Roseanne Dowell always manages to add twists and turns in her stories that surprise me.  I've come to love her paraphrasing and redundant use of words, because that's how we as humans think.  We don't take time to consider we've just said a word and struggle to find another with the same meaning.  Our shared publisher let's us write our stories as we want them, and the editors respect that.  Ms. Dowell's books are truly "life-like" and Deadbeat Dads is no different.

In this story, the heroine, like so many other women, finds herself alone, raising children with a husband who grew bored with their life together.  Bitterness is a big part of the equation, and she fairly adds in a man who suffers through being deserted by his wife.  Through an organization called WEDD (Wives Enraged with Deadbeat Dads), she finds and provides solace in knowing there are others in the same boat.

If you want to know the surprise elements of the book, you'll have to read it for yourself, but suffice to say, you'll definitely not see them coming. Oh, the romance is a given, but the road taken to get there isn't quite the norm.

 This is a quick read, but a satisfying one that makes you stop and think...either you're better off without the jerk or you've married someone great who won't ever become one.

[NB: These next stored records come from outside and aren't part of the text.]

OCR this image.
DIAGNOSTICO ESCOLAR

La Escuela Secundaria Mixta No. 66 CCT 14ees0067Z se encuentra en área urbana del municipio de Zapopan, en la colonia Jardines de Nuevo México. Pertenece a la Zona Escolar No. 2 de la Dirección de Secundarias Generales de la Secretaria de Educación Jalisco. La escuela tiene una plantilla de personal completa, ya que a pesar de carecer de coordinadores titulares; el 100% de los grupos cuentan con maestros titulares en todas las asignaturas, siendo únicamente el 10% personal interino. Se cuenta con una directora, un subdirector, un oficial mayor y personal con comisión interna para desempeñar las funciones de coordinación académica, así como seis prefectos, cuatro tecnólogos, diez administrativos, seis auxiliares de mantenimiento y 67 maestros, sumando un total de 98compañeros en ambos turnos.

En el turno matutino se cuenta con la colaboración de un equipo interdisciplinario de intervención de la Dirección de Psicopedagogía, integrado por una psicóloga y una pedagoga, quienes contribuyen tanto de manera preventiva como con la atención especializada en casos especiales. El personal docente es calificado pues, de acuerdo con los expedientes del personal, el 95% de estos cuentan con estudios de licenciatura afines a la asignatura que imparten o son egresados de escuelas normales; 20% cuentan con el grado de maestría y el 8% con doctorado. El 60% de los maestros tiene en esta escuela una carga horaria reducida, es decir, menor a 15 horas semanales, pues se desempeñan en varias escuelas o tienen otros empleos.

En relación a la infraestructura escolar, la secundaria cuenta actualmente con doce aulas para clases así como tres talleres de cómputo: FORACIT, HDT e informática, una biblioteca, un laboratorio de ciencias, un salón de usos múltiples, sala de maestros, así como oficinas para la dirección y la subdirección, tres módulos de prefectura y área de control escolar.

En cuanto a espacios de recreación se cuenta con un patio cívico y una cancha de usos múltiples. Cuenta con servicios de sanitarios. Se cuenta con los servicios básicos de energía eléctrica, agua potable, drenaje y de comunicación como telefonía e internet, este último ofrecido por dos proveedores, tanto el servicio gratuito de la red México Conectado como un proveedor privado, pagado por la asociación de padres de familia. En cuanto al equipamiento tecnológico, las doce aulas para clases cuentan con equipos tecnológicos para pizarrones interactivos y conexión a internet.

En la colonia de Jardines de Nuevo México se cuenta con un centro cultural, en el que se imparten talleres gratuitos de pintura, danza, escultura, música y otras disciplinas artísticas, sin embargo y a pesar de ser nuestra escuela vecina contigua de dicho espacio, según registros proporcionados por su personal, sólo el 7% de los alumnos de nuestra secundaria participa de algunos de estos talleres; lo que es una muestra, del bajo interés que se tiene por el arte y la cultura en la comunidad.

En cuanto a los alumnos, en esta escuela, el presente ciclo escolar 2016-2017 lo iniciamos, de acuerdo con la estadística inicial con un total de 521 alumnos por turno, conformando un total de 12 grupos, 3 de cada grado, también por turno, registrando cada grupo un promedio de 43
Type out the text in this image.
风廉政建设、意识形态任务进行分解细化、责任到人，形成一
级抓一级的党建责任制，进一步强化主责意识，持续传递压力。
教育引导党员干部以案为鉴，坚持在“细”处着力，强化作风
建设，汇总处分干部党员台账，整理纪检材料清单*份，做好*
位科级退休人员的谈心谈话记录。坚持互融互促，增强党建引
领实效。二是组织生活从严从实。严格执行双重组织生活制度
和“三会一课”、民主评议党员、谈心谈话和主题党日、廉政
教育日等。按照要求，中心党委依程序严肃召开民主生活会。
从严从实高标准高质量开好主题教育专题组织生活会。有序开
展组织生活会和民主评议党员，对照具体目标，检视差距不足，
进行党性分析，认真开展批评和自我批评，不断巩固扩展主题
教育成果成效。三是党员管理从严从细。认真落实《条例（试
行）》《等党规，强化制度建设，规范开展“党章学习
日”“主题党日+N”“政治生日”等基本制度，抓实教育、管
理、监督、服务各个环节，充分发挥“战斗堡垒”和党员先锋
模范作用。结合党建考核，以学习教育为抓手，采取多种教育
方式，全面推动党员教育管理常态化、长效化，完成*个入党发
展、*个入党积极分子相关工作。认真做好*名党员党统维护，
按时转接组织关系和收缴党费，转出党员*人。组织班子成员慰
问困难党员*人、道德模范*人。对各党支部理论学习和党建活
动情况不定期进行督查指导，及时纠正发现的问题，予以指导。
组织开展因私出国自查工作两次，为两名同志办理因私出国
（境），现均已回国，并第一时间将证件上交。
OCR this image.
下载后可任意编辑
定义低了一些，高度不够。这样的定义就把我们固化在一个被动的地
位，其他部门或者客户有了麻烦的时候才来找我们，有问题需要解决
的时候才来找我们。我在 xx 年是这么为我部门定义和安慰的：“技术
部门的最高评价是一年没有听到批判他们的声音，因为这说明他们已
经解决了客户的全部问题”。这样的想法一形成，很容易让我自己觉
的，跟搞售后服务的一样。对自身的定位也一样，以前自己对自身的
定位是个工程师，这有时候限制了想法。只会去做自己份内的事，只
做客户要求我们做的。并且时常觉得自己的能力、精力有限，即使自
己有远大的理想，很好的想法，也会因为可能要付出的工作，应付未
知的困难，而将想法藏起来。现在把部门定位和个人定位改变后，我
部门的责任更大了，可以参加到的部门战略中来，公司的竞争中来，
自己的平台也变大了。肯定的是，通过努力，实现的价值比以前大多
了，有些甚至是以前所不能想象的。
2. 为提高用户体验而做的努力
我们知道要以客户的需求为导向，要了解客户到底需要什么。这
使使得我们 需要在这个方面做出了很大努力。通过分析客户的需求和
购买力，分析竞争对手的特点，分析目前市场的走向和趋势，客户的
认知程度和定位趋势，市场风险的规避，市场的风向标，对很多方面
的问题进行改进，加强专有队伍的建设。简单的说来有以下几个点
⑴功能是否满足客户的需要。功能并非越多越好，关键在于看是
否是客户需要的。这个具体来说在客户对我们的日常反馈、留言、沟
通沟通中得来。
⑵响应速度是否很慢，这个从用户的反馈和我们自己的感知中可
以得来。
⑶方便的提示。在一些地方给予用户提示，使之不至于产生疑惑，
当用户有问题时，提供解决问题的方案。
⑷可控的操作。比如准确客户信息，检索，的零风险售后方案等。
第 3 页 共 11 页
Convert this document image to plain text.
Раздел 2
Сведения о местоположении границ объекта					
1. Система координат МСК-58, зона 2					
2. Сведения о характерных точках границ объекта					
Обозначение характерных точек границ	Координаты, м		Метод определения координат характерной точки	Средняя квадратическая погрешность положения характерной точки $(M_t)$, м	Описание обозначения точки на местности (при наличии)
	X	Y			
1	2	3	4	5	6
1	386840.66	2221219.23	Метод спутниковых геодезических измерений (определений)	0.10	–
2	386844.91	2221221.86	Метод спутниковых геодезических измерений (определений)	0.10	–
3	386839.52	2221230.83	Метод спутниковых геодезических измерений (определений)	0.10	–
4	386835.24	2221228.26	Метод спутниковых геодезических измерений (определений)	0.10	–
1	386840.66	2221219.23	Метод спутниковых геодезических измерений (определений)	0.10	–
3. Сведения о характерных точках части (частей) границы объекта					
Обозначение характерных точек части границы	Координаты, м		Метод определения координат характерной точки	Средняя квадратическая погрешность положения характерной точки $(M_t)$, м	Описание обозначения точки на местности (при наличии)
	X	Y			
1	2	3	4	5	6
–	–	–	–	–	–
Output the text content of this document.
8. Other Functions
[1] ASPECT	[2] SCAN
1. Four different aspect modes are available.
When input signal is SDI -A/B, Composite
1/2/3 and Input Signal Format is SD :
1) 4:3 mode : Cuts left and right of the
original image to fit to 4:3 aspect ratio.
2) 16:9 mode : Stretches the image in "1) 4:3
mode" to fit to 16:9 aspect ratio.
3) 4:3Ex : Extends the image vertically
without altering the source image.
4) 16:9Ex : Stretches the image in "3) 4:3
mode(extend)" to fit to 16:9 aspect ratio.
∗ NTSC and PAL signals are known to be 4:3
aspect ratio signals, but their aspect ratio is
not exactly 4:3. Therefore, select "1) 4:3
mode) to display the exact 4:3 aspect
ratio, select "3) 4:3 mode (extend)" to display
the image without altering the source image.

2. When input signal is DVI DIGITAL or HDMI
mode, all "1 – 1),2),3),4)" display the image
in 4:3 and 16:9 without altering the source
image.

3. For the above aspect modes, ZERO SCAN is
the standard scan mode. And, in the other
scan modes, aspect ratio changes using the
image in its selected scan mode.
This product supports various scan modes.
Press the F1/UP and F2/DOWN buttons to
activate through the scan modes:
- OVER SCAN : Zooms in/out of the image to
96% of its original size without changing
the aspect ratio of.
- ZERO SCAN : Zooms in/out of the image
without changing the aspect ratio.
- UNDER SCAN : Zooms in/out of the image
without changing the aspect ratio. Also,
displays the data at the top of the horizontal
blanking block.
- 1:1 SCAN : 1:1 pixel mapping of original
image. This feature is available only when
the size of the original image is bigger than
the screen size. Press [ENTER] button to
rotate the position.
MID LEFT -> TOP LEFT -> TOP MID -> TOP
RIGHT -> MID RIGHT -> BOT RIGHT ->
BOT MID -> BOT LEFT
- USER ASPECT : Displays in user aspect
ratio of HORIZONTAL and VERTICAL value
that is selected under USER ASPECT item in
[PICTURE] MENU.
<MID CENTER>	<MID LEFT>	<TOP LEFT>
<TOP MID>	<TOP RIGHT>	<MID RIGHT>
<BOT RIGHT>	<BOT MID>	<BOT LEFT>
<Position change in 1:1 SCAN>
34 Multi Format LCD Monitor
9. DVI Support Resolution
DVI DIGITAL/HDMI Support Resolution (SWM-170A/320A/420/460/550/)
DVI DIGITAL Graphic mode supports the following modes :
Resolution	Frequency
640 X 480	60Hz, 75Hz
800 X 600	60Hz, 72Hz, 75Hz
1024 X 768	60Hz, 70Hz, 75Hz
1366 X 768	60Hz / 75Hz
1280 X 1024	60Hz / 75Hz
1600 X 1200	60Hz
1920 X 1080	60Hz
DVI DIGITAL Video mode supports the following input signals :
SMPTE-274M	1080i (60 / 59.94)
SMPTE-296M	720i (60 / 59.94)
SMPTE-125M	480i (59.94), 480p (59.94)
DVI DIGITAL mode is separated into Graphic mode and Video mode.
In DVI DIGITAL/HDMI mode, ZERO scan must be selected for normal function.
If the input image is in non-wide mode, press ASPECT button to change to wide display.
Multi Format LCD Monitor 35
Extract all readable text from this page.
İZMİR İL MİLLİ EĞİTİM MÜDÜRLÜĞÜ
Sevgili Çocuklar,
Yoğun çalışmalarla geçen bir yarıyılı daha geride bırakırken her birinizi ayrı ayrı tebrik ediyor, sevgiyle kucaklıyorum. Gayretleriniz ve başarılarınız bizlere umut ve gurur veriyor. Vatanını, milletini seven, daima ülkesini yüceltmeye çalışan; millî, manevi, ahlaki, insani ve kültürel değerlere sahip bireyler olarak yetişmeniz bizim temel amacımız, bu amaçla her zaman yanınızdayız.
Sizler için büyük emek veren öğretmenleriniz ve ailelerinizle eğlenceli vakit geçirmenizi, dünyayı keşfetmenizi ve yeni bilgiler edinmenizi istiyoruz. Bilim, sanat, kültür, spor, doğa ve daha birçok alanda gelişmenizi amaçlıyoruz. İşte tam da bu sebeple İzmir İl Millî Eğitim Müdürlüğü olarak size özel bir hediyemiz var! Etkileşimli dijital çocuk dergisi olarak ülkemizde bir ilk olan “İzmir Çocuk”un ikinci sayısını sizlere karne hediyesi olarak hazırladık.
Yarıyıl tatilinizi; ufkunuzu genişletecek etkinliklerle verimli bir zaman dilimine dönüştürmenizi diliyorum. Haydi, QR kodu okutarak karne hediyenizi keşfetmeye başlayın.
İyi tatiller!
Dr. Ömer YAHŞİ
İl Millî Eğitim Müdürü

As a wife who married a man with children from a previous marriage, I don't know how a new wife could respect a person who didn't show responsibility for his offspring.  We paid child support until the children reached age eighteen, but regardless of their ages now, they still both know their dad is here for them and always will be.  Just for the record, I could have started a group called SSAAES, but I just bit my tongue until it bled.  Surprised I still have one.

Good job, Roseanne.  Yet another entertaining story.

2 comments:

Roseanne Dowell said...

Thanks for the glowing review, Ginger. I'm glad you liked this story.

Ann Herrick said...

Sounds like a very interesting read, and a pertinent one in this day and age!